Ireland, the UK, and Brexit

by Danielle Miller

On May 14, the Irish Studies Program at IES was pleased to welcome Maynooth University professor John O'Brennan for a lecture titled “Requiem for a Shared Interdependent Past: Brexit and the Deterioration in UK-Irish Relations,” co-sponsored by the Center for British Studies, the Department of Political Science, and the Anglo-American Studies Program.

O’Brennan, who is also a member of the Irish government's Brexit Stakeholder Group, began his lecture by outlining the many ways in which Ireland will be negatively affected by Brexit. While much of the lead up to the 2016 Brexit referendum excluded Irish concerns from mainstream political debate in the UK, the 2017 Conservative-DUP agreement and gridlock over Theresa May’s withdrawal agreement have made the Irish border and controversial Northern Irish backstop center-stage issues. As a result, political and media attention on Ireland and Northern Ireland has grown. Northern Ireland, which voted 56% Remain, and especially Ireland, O’Brennan says, have a “real sense of regret” about the UK’s decision to leave the EU.

According to O’Brennan, the UK has found it difficult to leave the EU because it underestimated just how deep its legal and economic interdependence on member states and EU processes has been in the years since accelerated integration.
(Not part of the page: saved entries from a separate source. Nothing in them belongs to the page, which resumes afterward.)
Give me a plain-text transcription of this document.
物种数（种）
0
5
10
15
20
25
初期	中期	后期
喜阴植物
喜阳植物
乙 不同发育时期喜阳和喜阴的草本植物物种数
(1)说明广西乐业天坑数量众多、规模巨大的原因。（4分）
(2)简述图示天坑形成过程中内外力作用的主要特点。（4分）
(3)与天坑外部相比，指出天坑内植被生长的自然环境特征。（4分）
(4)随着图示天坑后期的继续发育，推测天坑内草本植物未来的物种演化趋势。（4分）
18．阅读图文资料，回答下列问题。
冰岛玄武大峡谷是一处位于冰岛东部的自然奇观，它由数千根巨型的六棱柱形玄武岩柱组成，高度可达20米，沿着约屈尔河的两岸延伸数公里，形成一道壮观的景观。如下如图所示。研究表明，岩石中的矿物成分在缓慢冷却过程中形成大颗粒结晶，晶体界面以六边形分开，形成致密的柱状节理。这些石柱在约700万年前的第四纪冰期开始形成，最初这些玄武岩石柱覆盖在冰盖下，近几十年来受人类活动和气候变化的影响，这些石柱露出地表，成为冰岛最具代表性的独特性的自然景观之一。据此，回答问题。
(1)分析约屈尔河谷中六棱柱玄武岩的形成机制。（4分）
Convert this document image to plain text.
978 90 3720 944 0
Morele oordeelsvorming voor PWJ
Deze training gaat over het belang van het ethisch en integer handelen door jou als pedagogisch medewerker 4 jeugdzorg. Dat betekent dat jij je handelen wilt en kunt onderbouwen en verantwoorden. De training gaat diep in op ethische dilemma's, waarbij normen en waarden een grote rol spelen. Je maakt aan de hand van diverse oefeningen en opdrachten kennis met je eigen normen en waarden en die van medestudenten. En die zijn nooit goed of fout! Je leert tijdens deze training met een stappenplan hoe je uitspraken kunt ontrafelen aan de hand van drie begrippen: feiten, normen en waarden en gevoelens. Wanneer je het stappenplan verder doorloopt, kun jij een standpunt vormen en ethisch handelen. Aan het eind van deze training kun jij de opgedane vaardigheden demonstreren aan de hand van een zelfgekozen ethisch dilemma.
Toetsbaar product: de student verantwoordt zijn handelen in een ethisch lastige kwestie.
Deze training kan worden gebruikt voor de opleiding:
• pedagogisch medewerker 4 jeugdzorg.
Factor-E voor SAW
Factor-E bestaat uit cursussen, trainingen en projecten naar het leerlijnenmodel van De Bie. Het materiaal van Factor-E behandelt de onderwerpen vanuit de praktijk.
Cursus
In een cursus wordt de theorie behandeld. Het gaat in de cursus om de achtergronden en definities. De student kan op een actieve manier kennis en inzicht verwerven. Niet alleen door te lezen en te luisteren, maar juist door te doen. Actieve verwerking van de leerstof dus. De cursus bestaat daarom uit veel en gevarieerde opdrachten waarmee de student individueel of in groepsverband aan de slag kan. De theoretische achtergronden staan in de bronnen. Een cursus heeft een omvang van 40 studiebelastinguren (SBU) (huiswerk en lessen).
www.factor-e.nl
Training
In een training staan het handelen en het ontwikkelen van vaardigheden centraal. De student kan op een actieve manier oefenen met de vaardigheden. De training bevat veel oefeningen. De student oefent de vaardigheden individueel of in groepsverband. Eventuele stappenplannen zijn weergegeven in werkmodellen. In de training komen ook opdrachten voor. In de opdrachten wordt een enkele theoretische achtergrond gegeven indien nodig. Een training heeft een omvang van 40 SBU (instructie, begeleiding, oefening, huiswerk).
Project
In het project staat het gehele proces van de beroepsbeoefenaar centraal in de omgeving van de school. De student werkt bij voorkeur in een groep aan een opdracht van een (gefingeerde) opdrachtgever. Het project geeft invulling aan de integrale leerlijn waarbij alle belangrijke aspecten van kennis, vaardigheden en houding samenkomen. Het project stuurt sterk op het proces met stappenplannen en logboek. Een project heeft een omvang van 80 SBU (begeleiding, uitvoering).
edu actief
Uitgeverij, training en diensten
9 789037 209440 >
The “extraordinary architecture of the EU,” O’Brennan says, has secured peace among member states at war in the 20th century, fostered diplomatic relationships through its bodies (like the EU Council), created formal and informal spaces in Brussels that allow actors and policies to intermingle, and has strengthened the relationship between Dublin and London. O’Brennan concedes, however, that the EU has been more beneficial for Ireland than the UK, since Ireland depends on the single market more than almost any other member state.

To prepare for Brexit, O'Brennan noted, Ireland has been engaging in robust political, economic, and diplomatic activities. The central priority of the Irish Department of Foreign Affairs is to inform other EU member states— especially in central and eastern Europe— and allies across the globe like the US, that maintenance of the Good Friday Agreement is crucial for peace. Within Ireland, the government has worked to diversify its export markets away from the UK, mobilize civil society, and redefine Ireland’s modern relationship with the EU as less about functionality for Ireland, and more about Ireland’s role in helping to shape the EU project.

During Q&A with a lively audience of 30, O’Brennan was asked about Ireland’s geopolitical status with regard to security and defense. O’Brennan noted that Ireland is not part of NATO and that this longstanding commitment to neutrality could be challenged moving forward. Another audience member noted that the growing media attention on Northern Ireland has brought a spotlight to the region’s local and creative sectors, building on O’Brennan’s earlier remarks that in some ways, Brexit may have benefits. For Ireland, Brexit could also mean attracting foreign university students who otherwise may have been bound for the UK.